In the United States we celebrate a day dedicated to our independence. It is about the freedom to live as we choose, make decisions that support our chosen way of life and, in general, pursue our own path to happiness. As a nation we demonstrate it with photos, music, fireworks and flag waving. However, that independence can be seen in the rights to disagree with and publicly demean our country. We have the right and responsibility to accept nothing at face value and question everything.
As a human being we have those same rights and responsibilities. Our personal independence comes when we look in the mirror and know that we are no better and no worse than anyone else on the planet. We each have our regrets, fears, hopes and dreams yet the blood that courses through your veins is the same color as mine, regardless of outward appearances.
There is a story that has circulated the internet that, while it may or may not be true, emphasizes the idea that when someone commits an act of violence or ill will, something is missing in their lives. Furthermore, they forget that they are loved and worthy of love. The story goes like this:
There is an African tribe having the practice that, when someone does something harmful, they take the person to the center of the village where the whole tribe comes and surrounds them. For two days, they will say to the man all the good things that he has done. The tribe believes that each human being comes into the world as a good. Each one of us only desiring safety, love, peace and happiness.
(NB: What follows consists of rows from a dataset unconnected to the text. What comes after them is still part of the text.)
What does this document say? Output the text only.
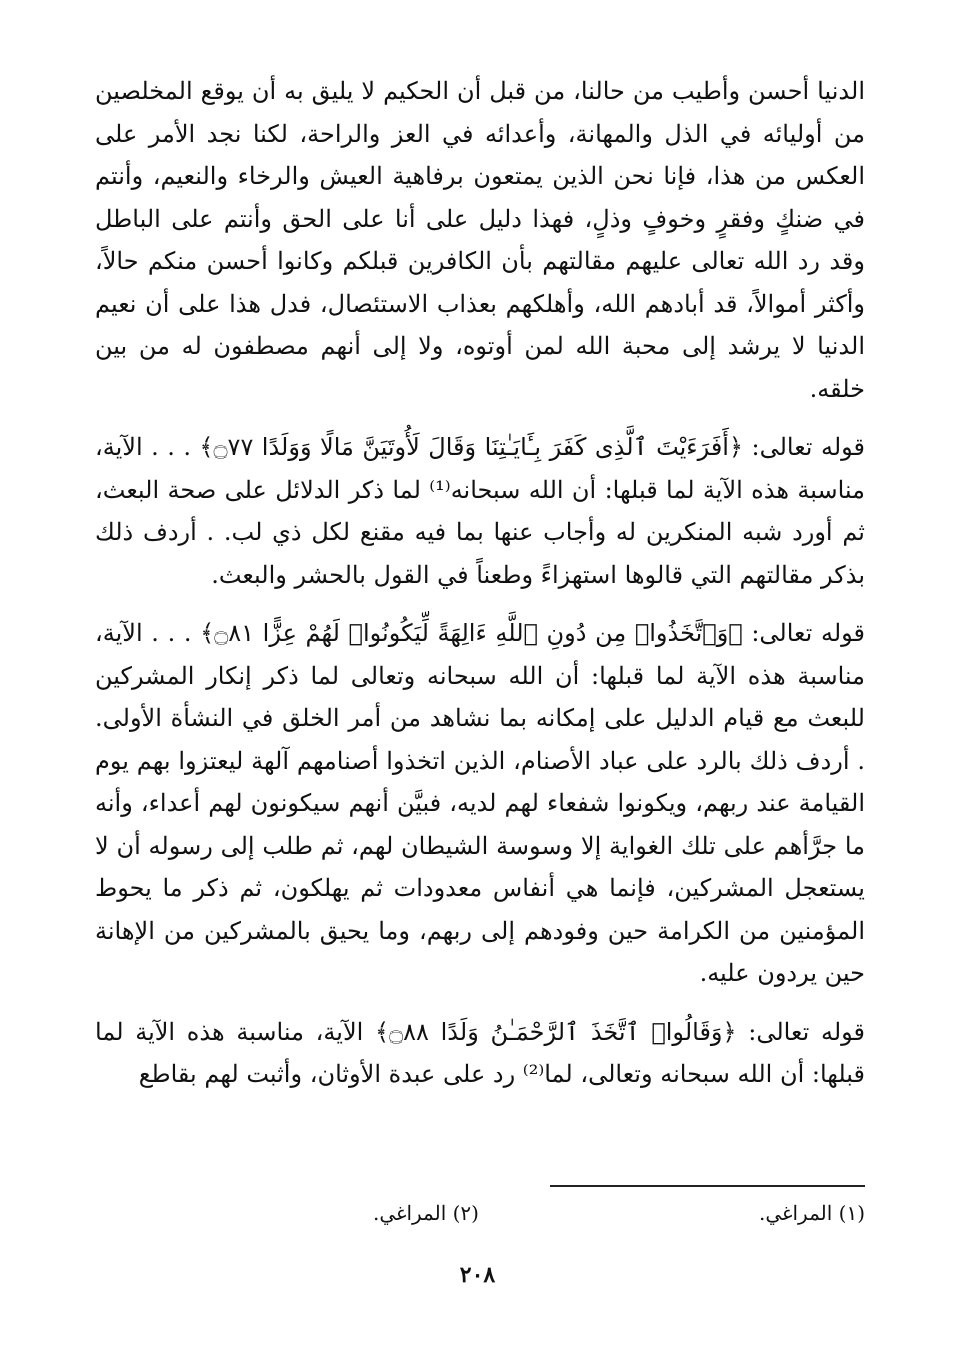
الدنيا أحسن وأطيب من حالنا، من قبل أن الحكيم لا يليق به أن يوقع المخلصين من أوليائه في الذل والمهانة، وأعدائه في العز والراحة، لكنا نجد الأمر على العكس من هذا، فإنا نحن الذين يمتعون برفاهية العيش والرخاء والنعيم، وأنتم في ضنكٍ وفقرٍ وخوفٍ وذلٍ، فهذا دليل على أنا على الحق وأنتم على الباطل وقد رد الله تعالى عليهم مقالتهم بأن الكافرين قبلكم وكانوا أحسن منكم حالاً، وأكثر أموالاً، قد أبادهم الله، وأهلكهم بعذاب الاستئصال، فدل هذا على أن نعيم الدنيا لا يرشد إلى محبة الله لمن أوتوه، ولا إلى أنهم مصطفون له من بين خلقه.

قوله تعالى: ﴿أَفَرَءَيْتَ ٱلَّذِى كَفَرَ بِـَٔايَـٰتِنَا وَقَالَ لَأُوتَيَنَّ مَالًا وَوَلَدًا ۝٧٧﴾ . . . الآية، مناسبة هذه الآية لما قبلها: أن الله سبحانه⁽¹⁾ لما ذكر الدلائل على صحة البعث، ثم أورد شبه المنكرين له وأجاب عنها بما فيه مقنع لكل ذي لب. . أردف ذلك بذكر مقالتهم التي قالوها استهزاءً وطعناً في القول بالحشر والبعث.

قوله تعالى: ﴿وَٱتَّخَذُوا۟ مِن دُونِ ٱللَّهِ ءَالِهَةً لِّيَكُونُوا۟ لَهُمْ عِزًّا ۝٨١﴾ . . . الآية، مناسبة هذه الآية لما قبلها: أن الله سبحانه وتعالى لما ذكر إنكار المشركين للبعث مع قيام الدليل على إمكانه بما نشاهد من أمر الخلق في النشأة الأولى. . أردف ذلك بالرد على عباد الأصنام، الذين اتخذوا أصنامهم آلهة ليعتزوا بهم يوم القيامة عند ربهم، ويكونوا شفعاء لهم لديه، فبيَّن أنهم سيكونون لهم أعداء، وأنه ما جرَّأهم على تلك الغواية إلا وسوسة الشيطان لهم، ثم طلب إلى رسوله أن لا يستعجل المشركين، فإنما هي أنفاس معدودات ثم يهلكون، ثم ذكر ما يحوط المؤمنين من الكرامة حين وفودهم إلى ربهم، وما يحيق بالمشركين من الإهانة حين يردون عليه.

قوله تعالى: ﴿وَقَالُوا۟ ٱتَّخَذَ ٱلرَّحْمَـٰنُ وَلَدًا ۝٨٨﴾ الآية، مناسبة هذه الآية لما قبلها: أن الله سبحانه وتعالى، لما⁽²⁾ رد على عبدة الأوثان، وأثبت لهم بقاطع

(١) المراغي.(٢) المراغي.
٢٠٨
But sometimes, in the pursuit of these things, people make mistakes.
The community sees those mistakes as a cry for help.
They unite then to lift him, to reconnect him with his true nature, to remind him who he really is, until he fully remembers the truth of which he had been temporarily disconnected: “I am good.”
Whether the story is true or not make NO difference. The idea that we can love each other and ourselves enough to restore balance from the inside out is the point.
It starts with US. You and me individually. The more I care about myself and appreciate the miracle of my existence, the less I need or want to be frustrated, angry or hurtful toward anyone else. We look around and see the world as a reflection of our own beliefs and understanding. As Abraham Lincoln is quoted to say, “If we look for the good in mankind, we surely will find it.” That is much easier to do when we first look for the good in ourselves.
To embrace our own independence we start by looking for the good in ourselves. We continue down that path by shining a light on the darkest corners and accepting our past as a piece of the puzzle that makes us UNIQUE.
Go out today and embrace the beauty of YOU and take hold of your own freedom, your own independence!